– Я собираюсь сейчас же ехать в Берлстоун, – сказал он, когда Холмс договорил, – а к вам завернул спросить, не захотите ли вы и ваш друг ко мне присоединиться. Но из вашего рассказа, видимо, следует, что нам полезнее поработать в Лондоне.

– Отнюдь, – покачал головой Холмс.

– Но, черт возьми, Холмс, через день-два газеты будут полны «Берлстоунской загадкой», а какая же тут загадка, если в Лондоне находится человек, заранее знавший о готовящемся преступлении? Надо только его арестовать, и все дела.

– Вам не откажешь в логике, мистер Мак. Но как вы намерены найти этого типа?

Макдоналд покрутил в руках письмо.

– Место отправления – Камберуэлл. Это нам мало что дает. Имя отправителя, как вы говорите, не настоящее. Да, исходных данных маловато. Но вы, кажется, говорили, что посылали ему деньги?

– Дважды.

– Каким образом?

– До востребования на Камберуэллское почтовое отделение.

– И даже не попытались взглянуть на того, кто их получает?

– Нет.

– Почему?

– Потому что я всегда выполняю уговор. После получения первого письма я обещал, что не буду его выслеживать.

– Полагаете, за ним кто-то стоит?

– Несомненно.

– Тот профессор, про которого вы мне рассказывали?

– Именно!

Инспектор Макдоналд усмехнулся и, посмотрев в мою сторону, еле заметно подмигнул.

– Не скрою от вас, мистер Холмс, у нас в сыскной полиции считают, что вы немного свихнулись на этом профессоре. Я лично наводил справки. Судя по всему, это весьма уважаемый, высокообразованный и талантливый человек.

– Рад, что вы признаете за ним хотя бы талант.

– Ну а как же!
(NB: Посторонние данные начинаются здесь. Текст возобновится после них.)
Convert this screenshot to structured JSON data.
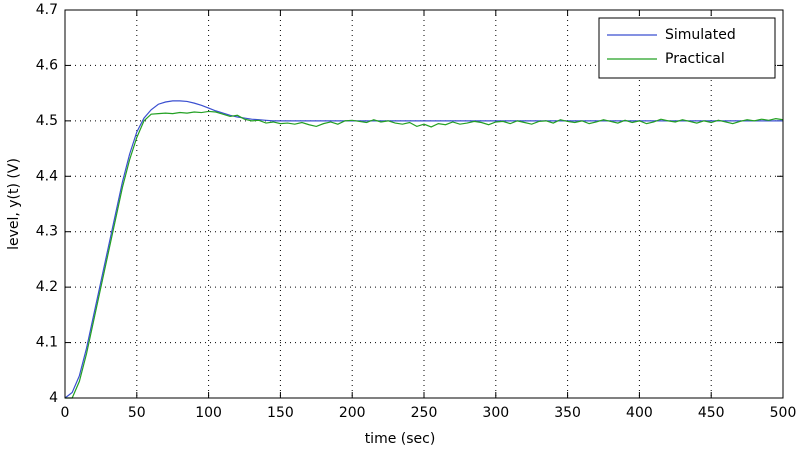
{
  "chart_data": {
    "type": "line",
    "xlabel": "time (sec)",
    "ylabel": "level, y(t) (V)",
    "x": [
      0,
      5,
      10,
      15,
      20,
      25,
      30,
      35,
      40,
      45,
      50,
      55,
      60,
      65,
      70,
      75,
      80,
      85,
      90,
      95,
      100,
      105,
      110,
      115,
      120,
      125,
      130,
      135,
      140,
      145,
      150,
      155,
      160,
      165,
      170,
      175,
      180,
      185,
      190,
      195,
      200,
      205,
      210,
      215,
      220,
      225,
      230,
      235,
      240,
      245,
      250,
      255,
      260,
      265,
      270,
      275,
      280,
      285,
      290,
      295,
      300,
      305,
      310,
      315,
      320,
      325,
      330,
      335,
      340,
      345,
      350,
      355,
      360,
      365,
      370,
      375,
      380,
      385,
      390,
      395,
      400,
      405,
      410,
      415,
      420,
      425,
      430,
      435,
      440,
      445,
      450,
      455,
      460,
      465,
      470,
      475,
      480,
      485,
      490,
      495,
      500
    ],
    "series": [
      {
        "name": "Simulated",
        "color": "#3a4fd0",
        "values": [
          4.0,
          4.01,
          4.04,
          4.09,
          4.15,
          4.21,
          4.27,
          4.33,
          4.39,
          4.44,
          4.48,
          4.505,
          4.52,
          4.53,
          4.534,
          4.536,
          4.536,
          4.535,
          4.532,
          4.528,
          4.523,
          4.518,
          4.514,
          4.51,
          4.507,
          4.505,
          4.503,
          4.502,
          4.501,
          4.5,
          4.5,
          4.5,
          4.5,
          4.5,
          4.5,
          4.5,
          4.5,
          4.5,
          4.5,
          4.5,
          4.5,
          4.5,
          4.5,
          4.5,
          4.5,
          4.5,
          4.5,
          4.5,
          4.5,
          4.5,
          4.5,
          4.5,
          4.5,
          4.5,
          4.5,
          4.5,
          4.5,
          4.5,
          4.5,
          4.5,
          4.5,
          4.5,
          4.5,
          4.5,
          4.5,
          4.5,
          4.5,
          4.5,
          4.5,
          4.5,
          4.5,
          4.5,
          4.5,
          4.5,
          4.5,
          4.5,
          4.5,
          4.5,
          4.5,
          4.5,
          4.5,
          4.5,
          4.5,
          4.5,
          4.5,
          4.5,
          4.5,
          4.5,
          4.5,
          4.5,
          4.5,
          4.5,
          4.5,
          4.5,
          4.5,
          4.5,
          4.5,
          4.5,
          4.5,
          4.5,
          4.5
        ]
      },
      {
        "name": "Practical",
        "color": "#23a023",
        "values": [
          4.0,
          4.0,
          4.03,
          4.08,
          4.14,
          4.2,
          4.26,
          4.32,
          4.38,
          4.43,
          4.47,
          4.5,
          4.512,
          4.513,
          4.514,
          4.513,
          4.515,
          4.514,
          4.516,
          4.515,
          4.517,
          4.516,
          4.512,
          4.508,
          4.51,
          4.503,
          4.5,
          4.501,
          4.496,
          4.498,
          4.495,
          4.496,
          4.494,
          4.497,
          4.493,
          4.49,
          4.495,
          4.498,
          4.494,
          4.5,
          4.501,
          4.499,
          4.497,
          4.502,
          4.498,
          4.5,
          4.496,
          4.494,
          4.497,
          4.49,
          4.494,
          4.489,
          4.495,
          4.493,
          4.498,
          4.494,
          4.496,
          4.499,
          4.497,
          4.493,
          4.498,
          4.499,
          4.495,
          4.5,
          4.497,
          4.494,
          4.499,
          4.5,
          4.496,
          4.502,
          4.499,
          4.497,
          4.5,
          4.495,
          4.498,
          4.502,
          4.499,
          4.496,
          4.501,
          4.497,
          4.5,
          4.495,
          4.498,
          4.503,
          4.5,
          4.498,
          4.502,
          4.499,
          4.496,
          4.5,
          4.497,
          4.501,
          4.498,
          4.495,
          4.499,
          4.502,
          4.5,
          4.503,
          4.501,
          4.504,
          4.502
        ]
      }
    ],
    "xlim": [
      0,
      500
    ],
    "xticks": [
      0,
      50,
      100,
      150,
      200,
      250,
      300,
      350,
      400,
      450,
      500
    ],
    "ylim": [
      4,
      4.7
    ],
    "yticks": [
      4,
      4.1,
      4.2,
      4.3,
      4.4,
      4.5,
      4.6,
      4.7
    ],
    "grid": true,
    "legend": "upper right"
  }
}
Выслушав вас, я счел своим долгом с ним повидаться. Зашла речь о затмениях. Как это получилось, не помню. Но он достал рефлектор и глобус и в две минуты мне все объяснил. Да еще книгу дал почитать, правда, признаюсь, она оказалась мне не по зубам, хоть я и получил основательное шотландское образование. Этот человек удивительно похож на пресвитерианского проповедника, у него такое худое лицо, и седая шевелюра, и высокопарная речь. Прощаясь, он положил мне руку на плечо – прямо отец родной, благословляющий сына на встречу с жестоким, холодным миром.

Холмс ухмыльнулся.

– Здорово! – сказал он. – Великолепно! А скажите-ка, друг мой, эта приятная и трогательная беседа происходила у профессора в кабинете?

– Да.

– Красивая комната, верно?

– Очень красивая, мистер Холмс. Обставлена прекрасно.

– Вы сидели напротив его письменного стола?

– Точно.

– Солнечный свет падал на ваше лицо, а сам он находился в тени?

– Вообще-то дело было вечером, но я помню, что свет лампы был направлен на меня.

– Именно. Вы случайно не заметили картину, висящую над головой профессора?

– Я обычно стараюсь замечать все, мистер Холмс. Наверно, от вас научился. Да, видел я эту картину: молодая женщина сидит, подперев рукой щеку, и искоса смотрит на вас.

– Это полотно работы Жана Батиста Грёза.

Инспектор постарался принять понимающий вид.

– Жан Батист Грёз, – продолжал Холмс, откинувшись на спинку стула и скрестив пальцы, – это французский живописец, расцвет которого приходится на вторую половину прошлого столетия, я имею в виду расцвет творчества, разумеется. Искусствоведение наших дней более чем подтвердило ту высокую оценку, которую ему дали современники.

Во взгляде инспектора явно проглядывала скука.

– Не лучше ли нам… э‑э… вернуться… – забормотал он.

– Именно это мы и делаем, – оборвал его Холмс. – То, что я сейчас говорю, имеет непосредственное отношение к тому, что сами же вы назвали «Берлстоунской загадкой». Возможно, в этом и есть ее суть.

Макдоналд жалобно улыбнулся и посмотрел на меня, молча взывая о помощи.